Subscription Required. Please recommend JoVE to your librarian.

Representative Results

Достижение успеха с этим препаратом занимает обширную практику, и имеет несколько этапов, на которой он может потерпеть неудачу. Следует ожидать, требовать много попыток, прежде чем добиться успеха. Обычай рассечение камера необходима для успешного завершения этого протокола, и должны быть получены до начала более поздние стадии вскрытия. Конструкция камеры представлены на рисунке 1 является достаточным для этой цели, и может быть изготовлена ​​из относительно недорогих пластиков с минимальными требований обработки. Если не хватает потенциала для создания такого камеру, местные или интернет-компаний обрабатывающие можно ознакомиться и можно построить камеру за отдельную плату.
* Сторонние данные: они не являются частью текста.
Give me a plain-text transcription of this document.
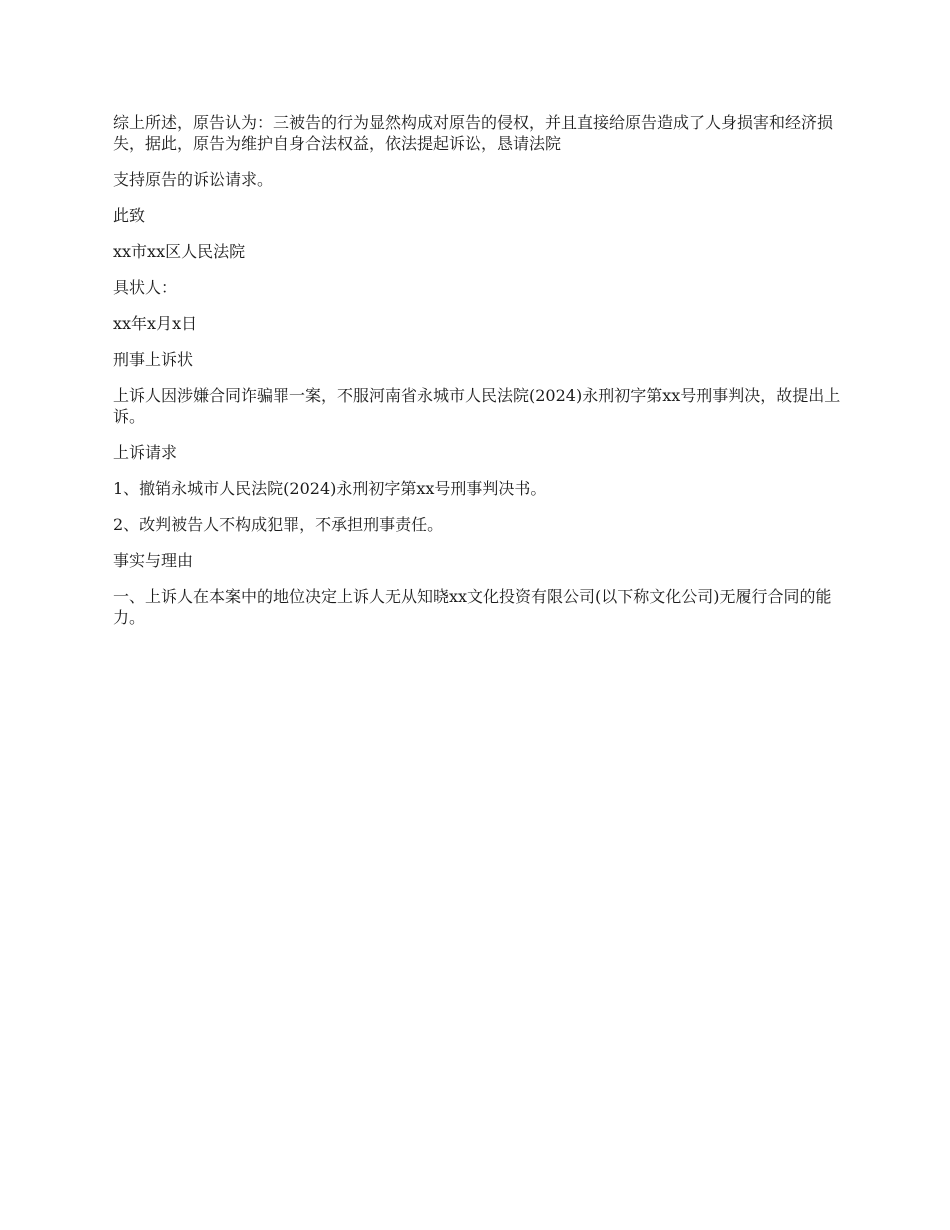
综上所述，原告认为：三被告的行为显然构成对原告的侵权，并且直接给原告造成了人身损害和经济损失，据此，原告为维护自身合法权益，依法提起诉讼，恳请法院

支持原告的诉讼请求。

此致

xx市xx区人民法院

具状人：

xx年x月x日

刑事上诉状

上诉人因涉嫌合同诈骗罪一案，不服河南省永城市人民法院(2024)永刑初字第xx号刑事判决，故提出上诉。

上诉请求

1、撤销永城市人民法院(2024)永刑初字第xx号刑事判决书。

2、改判被告人不构成犯罪，不承担刑事责任。

事实与理由

一、上诉人在本案中的地位决定上诉人无从知晓xx文化投资有限公司(以下称文化公司)无履行合同的能力。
Большая источник изменчивости по подготовке плотность и хрупкость костей черепа и морды подопытных животных. Во время шагов гемисекции (шаги 3,14-3,20), цель изолировать обе вомероназальных органы наряду с ипсилатеральном перегородки ткани иипсилатеральная аксессуар обонятельная луковица. Тем не менее, это не редкость для перегородки ткани остаются прикрепленными к противоположной полушарии, особенно вблизи точки крепления к спинной кости рыла. Рисунок 2 показывает пример эффективной и неэффективной гемисекции.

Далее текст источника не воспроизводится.